To restore color and structure to the landscape, Laing established hundreds of new plants. In a meadow-style array with plum and apple trees, blue camassias mingle with pink-and-white Lady Jane tulips and bell-shaped, purple-and-white-checkered snake’s head fritillaria. The cottage borders on the front of the house are now planted with Rembrandt tulips, cosmos Dazzler, cranesbills, crocosmias and foxgloves — “a riot of color and exuberance” for passers-by, she says. Behind the house, heleniums, Salvia Amistad and dahlias bring late summer color to the yew border. And while the late-18th-century heritage-listed walls that enclose the garden can’t be altered, by next year, the 1890s coach house in a far corner of the property shaded by a huge viburnum will become a library for Patterson’s 15,000 books. Next to it, in a neglected section formerly known as the white garden, which Rumary dedicated exclusively to pale flowers — likely inspired by a similarly monochromatic one at Sissinghurst — Laing will plant quince and crab apple trees, irises and tree peonies.

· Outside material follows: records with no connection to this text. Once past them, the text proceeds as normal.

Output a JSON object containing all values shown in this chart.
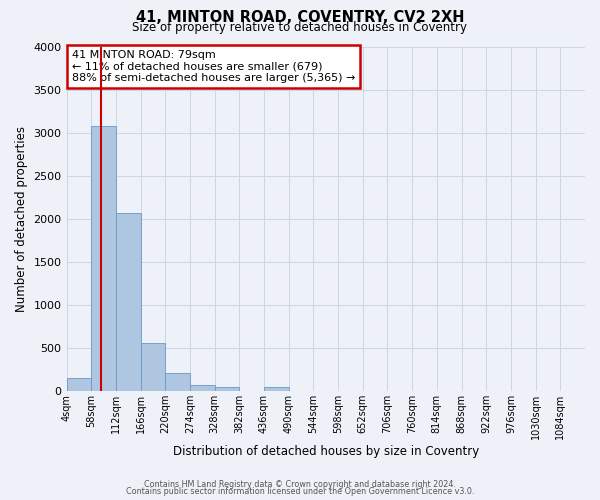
{
  "title": "41, MINTON ROAD, COVENTRY, CV2 2XH",
  "subtitle": "Size of property relative to detached houses in Coventry",
  "xlabel": "Distribution of detached houses by size in Coventry",
  "ylabel": "Number of detached properties",
  "bin_edges": [
    4,
    58,
    112,
    166,
    220,
    274,
    328,
    382,
    436,
    490,
    544,
    598,
    652,
    706,
    760,
    814,
    868,
    922,
    976,
    1030,
    1084
  ],
  "bin_labels": [
    "4sqm",
    "58sqm",
    "112sqm",
    "166sqm",
    "220sqm",
    "274sqm",
    "328sqm",
    "382sqm",
    "436sqm",
    "490sqm",
    "544sqm",
    "598sqm",
    "652sqm",
    "706sqm",
    "760sqm",
    "814sqm",
    "868sqm",
    "922sqm",
    "976sqm",
    "1030sqm",
    "1084sqm"
  ],
  "bar_heights": [
    150,
    3075,
    2065,
    560,
    210,
    65,
    45,
    0,
    45,
    0,
    0,
    0,
    0,
    0,
    0,
    0,
    0,
    0,
    0,
    0
  ],
  "bar_color": "#aec6e0",
  "bar_edge_color": "#6699cc",
  "vline_x": 79,
  "vline_color": "#cc0000",
  "ylim": [
    0,
    4000
  ],
  "yticks": [
    0,
    500,
    1000,
    1500,
    2000,
    2500,
    3000,
    3500,
    4000
  ],
  "annotation_text": "41 MINTON ROAD: 79sqm\n← 11% of detached houses are smaller (679)\n88% of semi-detached houses are larger (5,365) →",
  "annotation_box_color": "#ffffff",
  "annotation_box_edge_color": "#cc0000",
  "footer_line1": "Contains HM Land Registry data © Crown copyright and database right 2024.",
  "footer_line2": "Contains public sector information licensed under the Open Government Licence v3.0.",
  "bg_color": "#eef2f8",
  "plot_bg_color": "#eef2f8",
  "grid_color": "#ccd6e8"
}
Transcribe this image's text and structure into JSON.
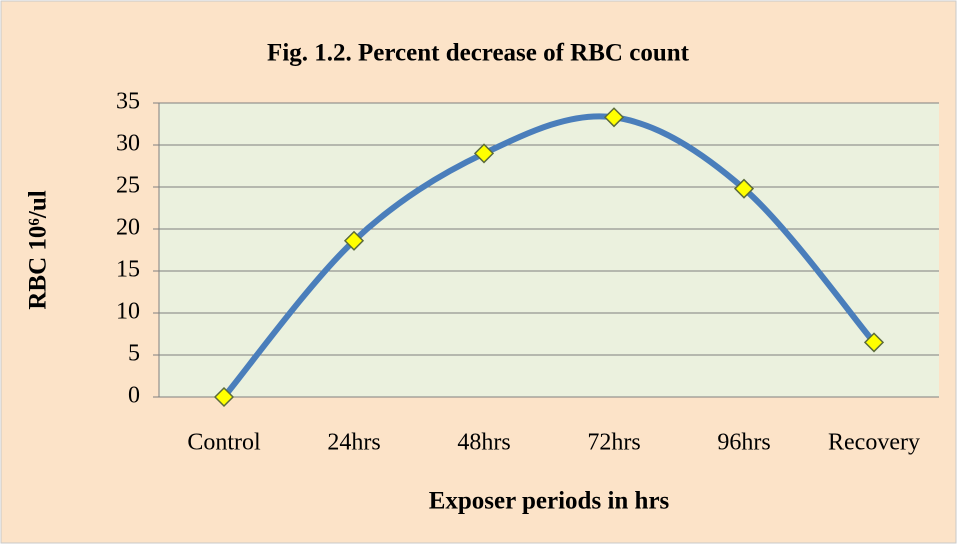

But even with such enhancements, the house and its garden will remain largely as Rumary and the centuries shaped it — simultaneously paradise and refuge — and enlivened by the spirit of Jarman. The Victorian dovecote in the eaves of the coach house may even remain home to the family of jackdaws now living there. “This place has got that half-asleep feeling,” Laing says. “That’s really what I wanted.”